If you want the $40,000 annual withdrawls to increase with inflation then there is no guaranteed answer and it is a silly question.
 
For our purposes, failure means the portfolio was depleted before the end of the 50 years. FIRECalc found that 20 cycles failed, for a success rate of 80.4%. It would go up some when you get S.S. at 62-70. That is with a 75/25 portfolio.
 
100% equities AA has the best chance for a 40-50 year time horizon (as long as you can ride the major swings of the stock market without pulling out).
 
Although there are a lot of information and support out there for saving for Fire, or withdrawal when you already have a portfolio in place, I am at a loss as to how to design an After-Fire portfolio from scratch in the investment environment of 2022.

How would you allocate $1 million cash (all after tax, assume no other income) to generate $40k a year (assume 0% tax) with 99% success rate that the portfolio will last for 50 years, and with a legacy pot of $100,000 or less (in other words, no need to leave any inheritance, but just so there is some peace of mind the money pot can't be too close to $0 near death)? Assuming that you don't want to spend more than a few hours a month managing your investment and want to sleep very well at night?

Also, any books or resources or respectable blogs/podcasts/thinkers/after-FIRE people who share the nitty-gritty of their After Fire financial investment management strategies will be highly appreciated.
I wouldn’t try to generate cash or dividends. I would simply invest according to my planned retirement asset allocation, and withdraw $40K per year, rebalancing back to the AA after withdrawal. You can take from whichever assets get you closest to your desired AA.
 
I don't know if you could sleep well at night with this portfolio but I would put 90% of it in VTI or equivalent (total stock market index fund) and keep the other 10% in cash. The cash is to live on in a down market so you don't have to sell equities at a loss.

This is my suggestion also. VTI and a bucket of cash for 2 years of living expenses.

This is the whole economy pretty much so if this portfolio doesn't work we are all screwed.

As long as the markets are bailed out by the taxpayers again and again in the future you are good to go.
 
Although there are a lot of information and support out there for saving for Fire, or withdrawal when you already have a portfolio in place, I am at a loss as to how to design an After-Fire portfolio from scratch in the investment environment of 2022.

How would you allocate $1 million cash (all after tax, assume no other income) to generate $40k a year (assume 0% tax) with 99% success rate that the portfolio will last for 50 years, and with a legacy pot of $100,000 or less (in other words, no need to leave any inheritance, but just so there is some peace of mind the money pot can't be too close to $0 near death)? Assuming that you don't want to spend more than a few hours a month managing your investment and want to sleep very well at night?

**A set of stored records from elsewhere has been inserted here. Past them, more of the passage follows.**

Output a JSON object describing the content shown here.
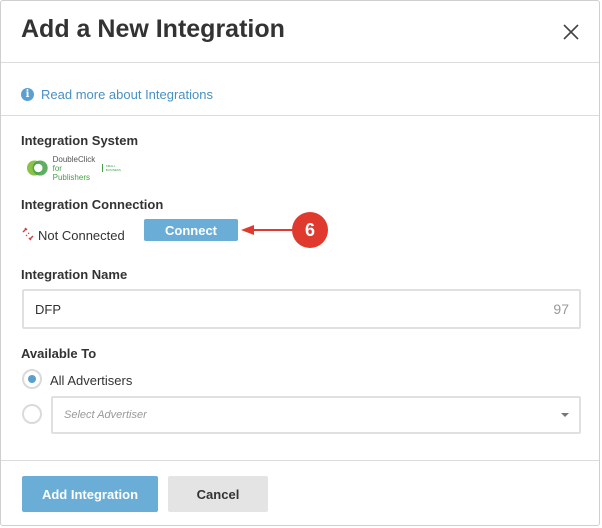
{
  "modal": {
    "title": "Add a New Integration"
  },
  "info": {
    "icon": "info-circle-icon",
    "link_text": "Read more about Integrations"
  },
  "integration_system": {
    "label": "Integration System",
    "logo_line1": "DoubleClick",
    "logo_line2": "for Publishers",
    "logo_small": "SMALL BUSINESS"
  },
  "integration_connection": {
    "label": "Integration Connection",
    "status_icon": "broken-link-icon",
    "status_text": "Not Connected",
    "connect_button": "Connect"
  },
  "annotation": {
    "step_number": "6",
    "color": "#e03a2e"
  },
  "integration_name": {
    "label": "Integration Name",
    "value": "DFP",
    "remaining_chars": "97"
  },
  "available_to": {
    "label": "Available To",
    "options": [
      {
        "label": "All Advertisers",
        "selected": true
      },
      {
        "label": "",
        "selected": false
      }
    ],
    "select_placeholder": "Select Advertiser"
  },
  "footer": {
    "primary_button": "Add Integration",
    "secondary_button": "Cancel"
  },
  "colors": {
    "accent": "#6aaed8",
    "link": "#4a90c2",
    "secondary_button_bg": "#e4e4e4"
  }
}
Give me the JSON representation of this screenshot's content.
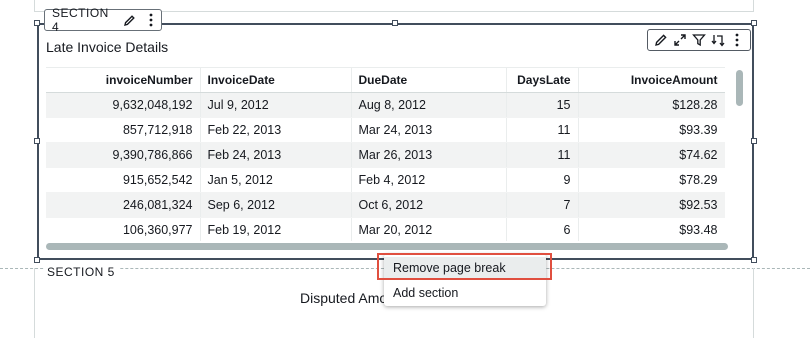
{
  "section4": {
    "label": "SECTION 4"
  },
  "visual": {
    "title": "Late Invoice Details",
    "toolbar_icons": [
      "pencil-icon",
      "expand-icon",
      "filter-icon",
      "drill-icon",
      "more-icon"
    ]
  },
  "table": {
    "columns": [
      "invoiceNumber",
      "InvoiceDate",
      "DueDate",
      "DaysLate",
      "InvoiceAmount"
    ],
    "rows": [
      [
        "9,632,048,192",
        "Jul 9, 2012",
        "Aug 8, 2012",
        "15",
        "$128.28"
      ],
      [
        "857,712,918",
        "Feb 22, 2013",
        "Mar 24, 2013",
        "11",
        "$93.39"
      ],
      [
        "9,390,786,866",
        "Feb 24, 2013",
        "Mar 26, 2013",
        "11",
        "$74.62"
      ],
      [
        "915,652,542",
        "Jan 5, 2012",
        "Feb 4, 2012",
        "9",
        "$78.29"
      ],
      [
        "246,081,324",
        "Sep 6, 2012",
        "Oct 6, 2012",
        "7",
        "$92.53"
      ],
      [
        "106,360,977",
        "Feb 19, 2012",
        "Mar 20, 2012",
        "6",
        "$93.48"
      ]
    ]
  },
  "section5": {
    "label": "SECTION 5",
    "visual_title": "Disputed Amo"
  },
  "context_menu": {
    "items": [
      {
        "label": "Remove page break",
        "highlighted": true
      },
      {
        "label": "Add section",
        "highlighted": false
      }
    ]
  },
  "colors": {
    "highlight_border": "#e04f3f",
    "selected_border": "#414d5c",
    "row_stripe": "#f2f3f3"
  }
}
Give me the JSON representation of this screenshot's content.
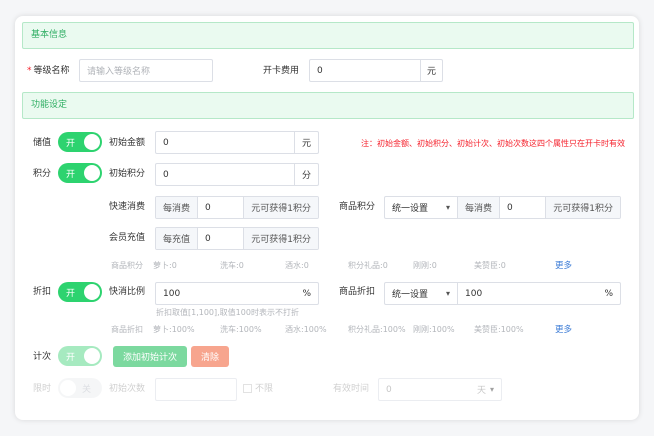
{
  "sections": {
    "basic": "基本信息",
    "func": "功能设定"
  },
  "level_name": {
    "required": "*",
    "label": "等级名称",
    "placeholder": "请输入等级名称"
  },
  "card_fee": {
    "label": "开卡费用",
    "value": "0",
    "unit": "元"
  },
  "stored_value": {
    "label": "储值",
    "switch": "开",
    "init_label": "初始金额",
    "value": "0",
    "unit": "元"
  },
  "note": "注：初始金额、初始积分、初始计次、初始次数这四个属性只在开卡时有效",
  "points": {
    "label": "积分",
    "switch": "开",
    "init_label": "初始积分",
    "init_value": "0",
    "init_unit": "分",
    "quick_label": "快速消费",
    "quick_prefix": "每消费",
    "quick_value": "0",
    "quick_suffix": "元可获得1积分",
    "goods_label": "商品积分",
    "goods_select": "统一设置",
    "goods_prefix": "每消费",
    "goods_value": "0",
    "goods_suffix": "元可获得1积分",
    "recharge_label": "会员充值",
    "recharge_prefix": "每充值",
    "recharge_value": "0",
    "recharge_suffix": "元可获得1积分",
    "goods_row": [
      "商品积分",
      "萝卜:0",
      "洗车:0",
      "酒水:0",
      "积分礼品:0",
      "刚刚:0",
      "美赞臣:0"
    ],
    "more": "更多"
  },
  "discount": {
    "label": "折扣",
    "switch": "开",
    "quick_label": "快消比例",
    "quick_value": "100",
    "quick_unit": "%",
    "hint": "折扣取值[1,100],取值100时表示不打折",
    "goods_label": "商品折扣",
    "goods_select": "统一设置",
    "goods_value": "100",
    "goods_unit": "%",
    "goods_row": [
      "商品折扣",
      "萝卜:100%",
      "洗车:100%",
      "酒水:100%",
      "积分礼品:100%",
      "刚刚:100%",
      "美赞臣:100%"
    ],
    "more": "更多"
  },
  "count": {
    "label": "计次",
    "switch": "开",
    "add_button": "添加初始计次",
    "clear_button": "清除"
  },
  "timed": {
    "label": "限时",
    "switch": "关",
    "init_label": "初始次数",
    "unlimited": "不限",
    "valid_label": "有效时间",
    "valid_value": "0",
    "valid_unit": "天"
  }
}
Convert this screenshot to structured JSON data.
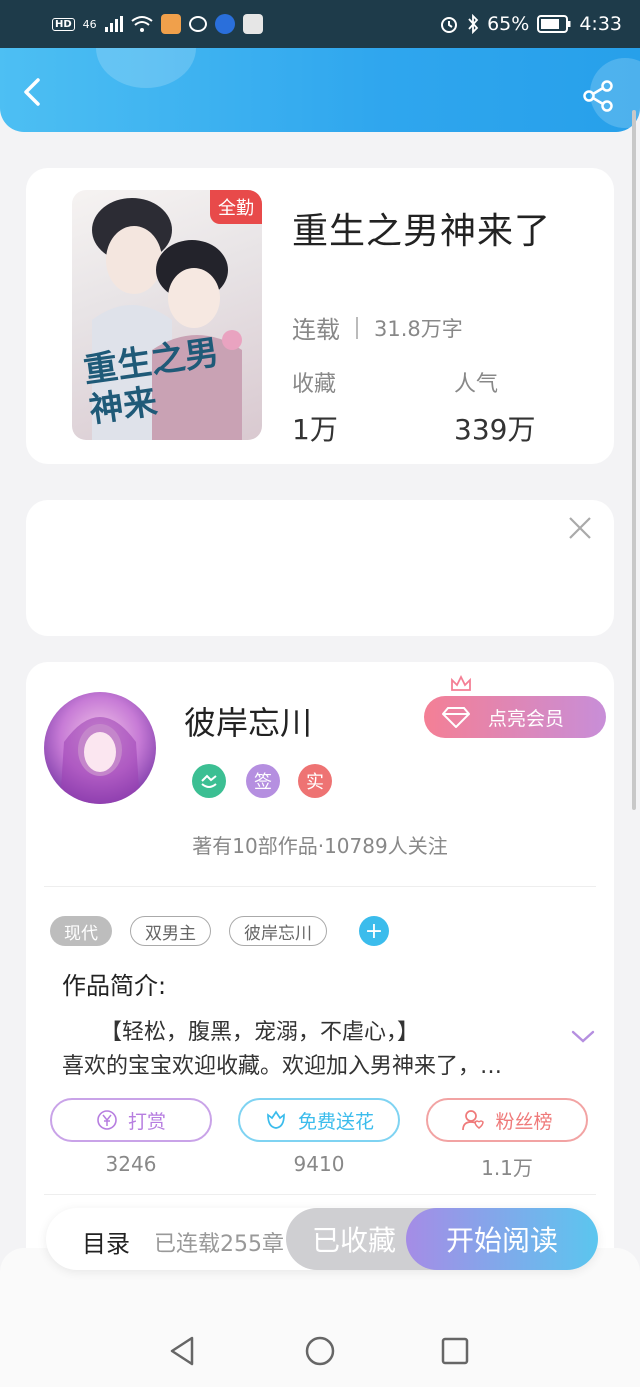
{
  "status_bar": {
    "hd": "HD",
    "signal": "46",
    "battery": "65%",
    "time": "4:33"
  },
  "header": {
    "back_icon": "back-arrow-icon",
    "share_icon": "share-icon"
  },
  "book": {
    "cover_badge": "全勤",
    "cover_art_text": "重生之男神来",
    "title": "重生之男神来了",
    "status": "连载",
    "word_count": "31.8万字",
    "favorites_label": "收藏",
    "favorites_value": "1万",
    "popularity_label": "人气",
    "popularity_value": "339万"
  },
  "ad": {
    "close_icon": "close-icon"
  },
  "author": {
    "name": "彼岸忘川",
    "badges": [
      "",
      "签",
      "实"
    ],
    "vip_label": "点亮会员",
    "meta": "著有10部作品·10789人关注"
  },
  "tags": [
    "现代",
    "双男主",
    "彼岸忘川"
  ],
  "intro": {
    "heading": "作品简介:",
    "line1": "【轻松，腹黑，宠溺，不虐心，】",
    "line2": "喜欢的宝宝欢迎收藏。欢迎加入男神来了，…"
  },
  "actions": [
    {
      "label": "打赏",
      "count": "3246",
      "color": "#b77ee0",
      "icon": "yen-icon"
    },
    {
      "label": "免费送花",
      "count": "9410",
      "color": "#3bbcec",
      "icon": "flower-icon"
    },
    {
      "label": "粉丝榜",
      "count": "1.1万",
      "color": "#ef7a7a",
      "icon": "fan-icon"
    }
  ],
  "bottom": {
    "toc": "目录",
    "toc_status": "已连载255章",
    "favorited": "已收藏",
    "start_reading": "开始阅读"
  },
  "colors": {
    "header_gradient_start": "#4dbff3",
    "header_gradient_end": "#27a0ea",
    "vip_start": "#f47f95",
    "vip_end": "#c88ed8",
    "read_start": "#a58ce6",
    "read_end": "#5bc6ef"
  }
}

Also, any books or resources or respectable blogs/podcasts/thinkers/after-FIRE people who share the nitty-gritty of their After Fire financial investment management strategies will be highly appreciated.

Save another ~$115k on top of that $1 million & use the 'cash bucket' strategy here for a 50-year drawdown:

https://earlyretirementnow.com/2018...hdrawal-rates-part-25-more-flexibility-myths/
 
Depends on one's age and situation, for us we would purchase 5 $200k fixed income vehicles that pay 5% or better, defer returns till taken, and allow 5 - 10% withdrawals per year. As it represents only a portion of our nest egg.